Contracts will support new tools to protect electrical, gas and oil infrastructures from cyber attacks.
In a move to shore up protections for national infrastructure owned by the private sector, the Department of Energy has awarded 11 contracts worth a combined $30 million to develop new tools to protect the electrical grid and gas and oil infrastructures from cyber attacks.
Despite the potential for a cyber attack against this infrastructure to wreak havoc with government, businesses and citizens, there is no legal requirement that utilities harden their computer networks against malicious hackers or malware; defensive measures are voluntary.

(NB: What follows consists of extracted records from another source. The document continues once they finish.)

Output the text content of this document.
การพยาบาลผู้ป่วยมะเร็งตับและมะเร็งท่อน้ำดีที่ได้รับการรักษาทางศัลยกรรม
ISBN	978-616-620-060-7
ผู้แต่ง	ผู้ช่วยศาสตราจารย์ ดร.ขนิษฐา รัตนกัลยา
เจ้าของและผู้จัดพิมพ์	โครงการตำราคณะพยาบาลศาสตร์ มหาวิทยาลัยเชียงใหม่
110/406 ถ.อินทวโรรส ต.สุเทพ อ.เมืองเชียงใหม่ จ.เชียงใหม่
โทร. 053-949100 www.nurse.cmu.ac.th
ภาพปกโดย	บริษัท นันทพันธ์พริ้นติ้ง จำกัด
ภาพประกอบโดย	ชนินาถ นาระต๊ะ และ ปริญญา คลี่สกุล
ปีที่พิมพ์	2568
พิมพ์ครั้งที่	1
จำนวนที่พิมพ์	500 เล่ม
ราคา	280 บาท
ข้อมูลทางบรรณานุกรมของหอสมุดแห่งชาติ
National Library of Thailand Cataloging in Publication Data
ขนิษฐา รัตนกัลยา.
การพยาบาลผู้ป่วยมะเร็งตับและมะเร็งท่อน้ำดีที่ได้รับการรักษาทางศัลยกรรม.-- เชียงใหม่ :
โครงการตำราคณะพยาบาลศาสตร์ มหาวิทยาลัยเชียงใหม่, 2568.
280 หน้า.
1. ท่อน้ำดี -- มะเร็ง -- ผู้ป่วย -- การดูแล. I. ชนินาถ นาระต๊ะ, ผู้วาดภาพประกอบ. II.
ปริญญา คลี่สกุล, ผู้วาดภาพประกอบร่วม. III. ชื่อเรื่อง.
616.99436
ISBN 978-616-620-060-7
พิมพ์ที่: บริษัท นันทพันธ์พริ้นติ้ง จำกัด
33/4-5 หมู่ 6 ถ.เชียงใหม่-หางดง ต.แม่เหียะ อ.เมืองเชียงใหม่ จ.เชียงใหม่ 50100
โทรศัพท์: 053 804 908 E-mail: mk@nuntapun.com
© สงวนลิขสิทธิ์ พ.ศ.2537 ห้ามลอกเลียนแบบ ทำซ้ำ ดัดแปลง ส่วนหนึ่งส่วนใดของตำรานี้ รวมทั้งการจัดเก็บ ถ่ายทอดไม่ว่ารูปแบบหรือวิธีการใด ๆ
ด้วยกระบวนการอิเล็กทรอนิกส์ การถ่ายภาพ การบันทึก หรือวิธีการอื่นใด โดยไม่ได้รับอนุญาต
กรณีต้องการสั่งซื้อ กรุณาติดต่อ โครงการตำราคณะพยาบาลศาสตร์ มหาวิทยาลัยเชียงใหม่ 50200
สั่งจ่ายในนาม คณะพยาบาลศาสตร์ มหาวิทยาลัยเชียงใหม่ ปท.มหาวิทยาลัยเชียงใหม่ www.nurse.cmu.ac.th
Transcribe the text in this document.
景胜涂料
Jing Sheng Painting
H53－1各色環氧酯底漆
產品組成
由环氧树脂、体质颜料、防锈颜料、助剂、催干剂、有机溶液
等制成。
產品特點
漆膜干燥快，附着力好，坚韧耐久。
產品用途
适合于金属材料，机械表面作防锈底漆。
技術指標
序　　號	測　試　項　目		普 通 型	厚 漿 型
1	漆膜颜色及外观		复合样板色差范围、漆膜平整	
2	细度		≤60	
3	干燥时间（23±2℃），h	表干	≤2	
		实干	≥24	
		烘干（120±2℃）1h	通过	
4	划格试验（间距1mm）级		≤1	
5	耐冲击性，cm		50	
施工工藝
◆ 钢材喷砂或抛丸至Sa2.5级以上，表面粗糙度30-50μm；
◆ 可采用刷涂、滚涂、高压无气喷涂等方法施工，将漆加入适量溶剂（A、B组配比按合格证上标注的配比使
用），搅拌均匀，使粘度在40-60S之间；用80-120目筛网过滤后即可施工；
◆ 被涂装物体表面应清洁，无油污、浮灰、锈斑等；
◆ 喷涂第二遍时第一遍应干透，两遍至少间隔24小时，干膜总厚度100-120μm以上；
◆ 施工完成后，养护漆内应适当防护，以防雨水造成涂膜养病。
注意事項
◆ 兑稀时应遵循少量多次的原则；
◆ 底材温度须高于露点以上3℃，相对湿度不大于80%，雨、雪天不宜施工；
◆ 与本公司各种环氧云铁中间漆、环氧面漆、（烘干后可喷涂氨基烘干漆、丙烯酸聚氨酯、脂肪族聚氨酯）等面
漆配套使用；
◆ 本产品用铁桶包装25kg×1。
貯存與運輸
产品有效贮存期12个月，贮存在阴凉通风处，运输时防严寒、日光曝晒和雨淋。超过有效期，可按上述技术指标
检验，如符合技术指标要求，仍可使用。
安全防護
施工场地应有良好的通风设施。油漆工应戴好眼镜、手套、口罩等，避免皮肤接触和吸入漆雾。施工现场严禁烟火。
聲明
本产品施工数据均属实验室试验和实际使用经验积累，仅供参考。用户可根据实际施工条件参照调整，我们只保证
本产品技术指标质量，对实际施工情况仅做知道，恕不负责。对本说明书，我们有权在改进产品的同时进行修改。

The importance of addressing network security issues wasn’t lost on DOE officials. Hackers broke into an Energy Department database in July, making off with personnel data on 53,000 current and former employees and contractors. The DOE cyber incident occurred as a result of a failure to patch a ColdFusion system against known vulnerabilities.
The contracts are part of broader efforts by the Obama administration to focus greater attention on defending the nation’s infrastructure networks against cybersecurity threats, a DOE spokesman told InformationWeek. President Obama issued Executive Order 13636 in February that took steps to promote and develop incentives to industry to adopt stronger cybersecurity measures.
DOE originally planned to allocate approximately $20 million to these projects, but elected to increase the funding, a department spokesman said, based on the administration’s commitment to cybersecurity and the strength of the 11 proposals.